Long did Jekai’s howl of failure echo across the windy corridors.
X
Mykel smiled at the echoing wail. Fool thinks he can best me? I’m too smart for him.
Then why are you running?
The librarian slowed his pace and melted into the faceless sea of whine-throated merchants and pomander-nosed nobles. I’m safe. A temporary condition unless further acts were taken. By the end of the corridor tactics were planned and ultimately rejected. The library would be the first place they would look for him. Lazarus would be dragged into this mess. He’d be disappointed in me. Just like his father, his teachers, and hell... just about everyone else.

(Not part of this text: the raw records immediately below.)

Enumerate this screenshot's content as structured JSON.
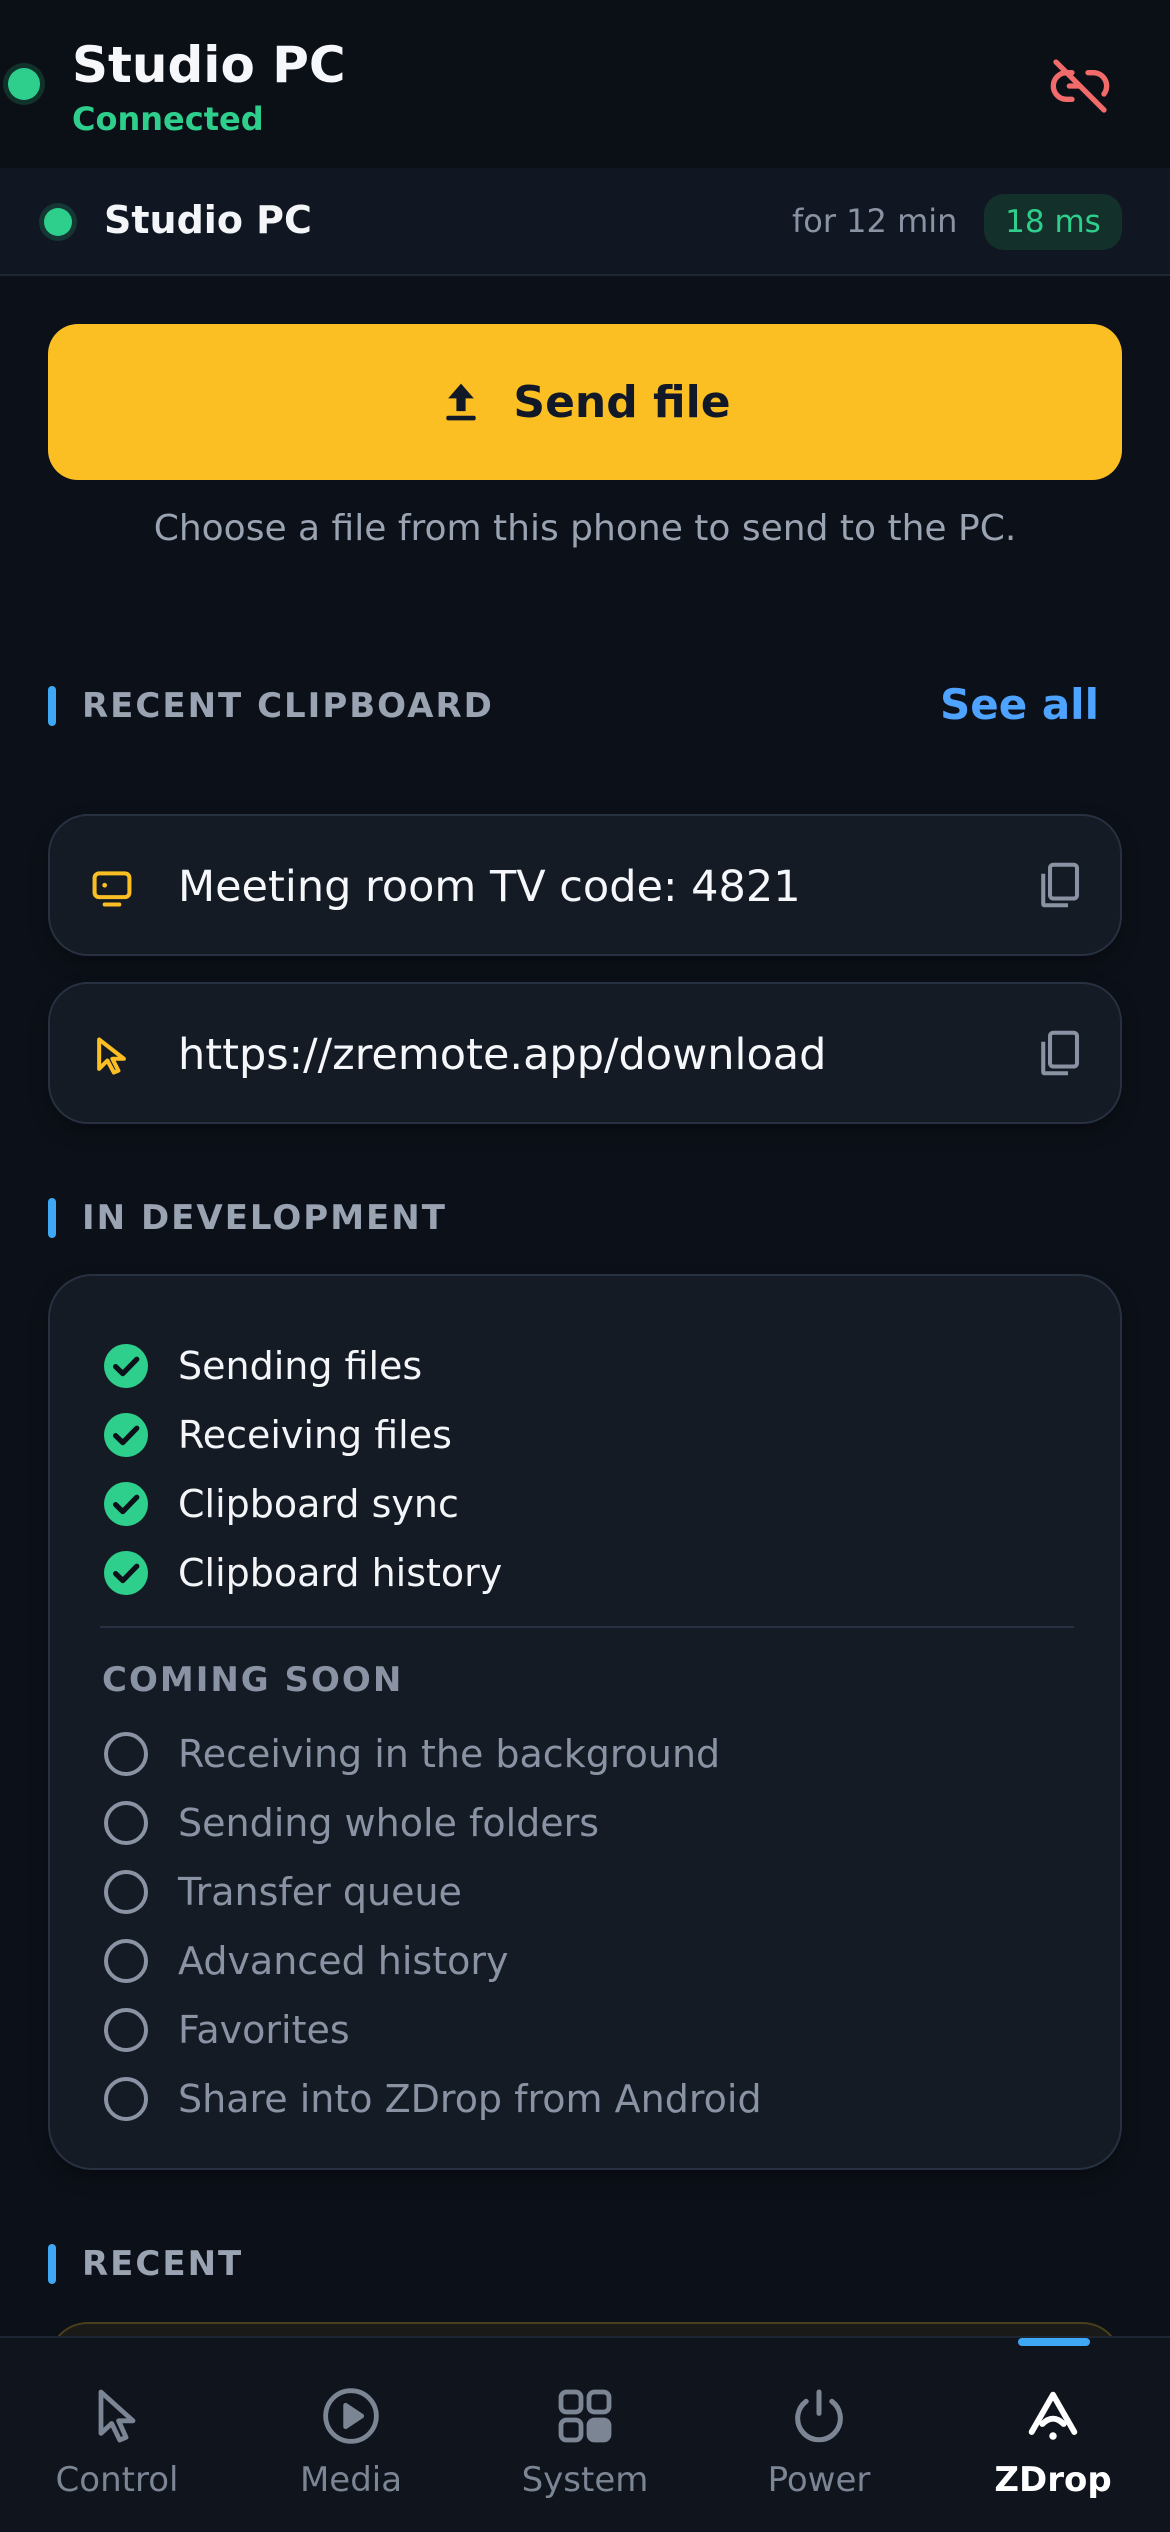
{
  "header": {
    "title": "Studio PC",
    "status": "Connected",
    "disconnect_icon": "unlink-icon"
  },
  "connection": {
    "device_name": "Studio PC",
    "duration": "for 12 min",
    "latency": "18 ms"
  },
  "send_file": {
    "label": "Send file",
    "hint": "Choose a file from this phone to send to the PC."
  },
  "recent_clipboard": {
    "title": "RECENT CLIPBOARD",
    "see_all": "See all",
    "items": [
      {
        "text": "Meeting room TV code: 4821",
        "icon": "monitor-icon"
      },
      {
        "text": "https://zremote.app/download",
        "icon": "cursor-icon"
      }
    ]
  },
  "in_development": {
    "title": "IN DEVELOPMENT",
    "done": [
      "Sending files",
      "Receiving files",
      "Clipboard sync",
      "Clipboard history"
    ],
    "coming_soon_title": "COMING SOON",
    "coming_soon": [
      "Receiving in the background",
      "Sending whole folders",
      "Transfer queue",
      "Advanced history",
      "Favorites",
      "Share into ZDrop from Android"
    ]
  },
  "recent": {
    "title": "RECENT"
  },
  "nav": {
    "items": [
      {
        "label": "Control",
        "icon": "cursor-icon"
      },
      {
        "label": "Media",
        "icon": "play-icon"
      },
      {
        "label": "System",
        "icon": "grid-icon"
      },
      {
        "label": "Power",
        "icon": "power-icon"
      },
      {
        "label": "ZDrop",
        "icon": "zdrop-icon"
      }
    ],
    "active": "ZDrop"
  },
  "colors": {
    "accent": "#fbbf24",
    "connected": "#2ecf8c",
    "link": "#4da3ff",
    "danger": "#f26b6b",
    "section_bar": "#3ea8f5"
  }
}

Mykel shoved the torment away. He had no friends to hide him, no hideaways prepared. All his shelters were found within the haven of the library. And here he was, huddling in a thin shadow in the heart of the ragged alleyways the nobility had politely ignored. Craven coward.
“Shut up. Just leave me alone.” Talking was bad. Even the drunkards looked at him with a wary eye. Think, LeKym! Think! The obvious path was to go to Lazarus. No. It was clear Jekai paid no heed to the law. The grievances the Solvicar bore against him would push him farther than any ethics.
That was another issue. What the hell does he want with me? I paid him no ill. Then again, it might not matter. All murderers were devout in the belief that their prey need killing; else they would not enjoy a peaceful slumber—Holy shit!
Down the alleyways flashed a maiden in white wool, her auburn hair trailing after her like a
banner. The singer at the Red Boar. The one who knew his name. The one who knew about Caryl. What was it de Varin called her? Shayna? Yes. That was it.
Mykel hesitated. Going after Shayna would certainly end with de Varin, and the innkeep would throw him out rather than giving aid. But the librarian couldn’t think of anything else. Huddling his new clothes Mykel hurried after Shayna. Darkness greeted him as he turned the corner. Not even one speck of white to off-set the thick shadows. I was a second behind her. Where could she have gone to—?
Something hard smacked him to the ground. Damn... damn it. The white wool came into view, followed by the eyes seething with hate. This is not my day. Floored twice by a woman. Lazarus would laugh for hours.
“Mykel?” Her face softened as she knelt over him, fingers seeking and finding the familiarity of the librarian’s dimensions. “Mykel, it is you!”
“Quiet.” The last thing I need are guards flooding the alleys. As if on cue came the precision of boots marching in unison. “Son of a bitch...”
“Oh, Mykel. I’m so sorry. I didn’t know it was you, and there’s many robberies in the city lately... and I...” Her eyes hardened at the memory of their last meeting. “Serves you right, you rat-bastard. What’s the matter? Caryl wanted to fuck someone else?”
Rage gave Mykel the strength to stand. Shayna backpedaled until she hit the wall. Grime and shit were ignored; the librarian pinned her with a knowing glare. “You speak of things you know nothing about. You will not call her that in my presence. Or ever. Are we clear?”
“Yes.”
“Good.” Their gazes broke when Mykel stumbled back on drunken legs; his skull felt cluttered with half-thoughts. “I need a place to hide.”
For long moments Shayna did nothing. Then, gripping his hand with slender fingers, the pair darted through the shadows. Rather, Shayna darted through the darkness; Mykel worked feeling back into his legs. It wasn’t easy, as the path was lined with sleeping drunks, and somehow or other the librarian tripped over every one.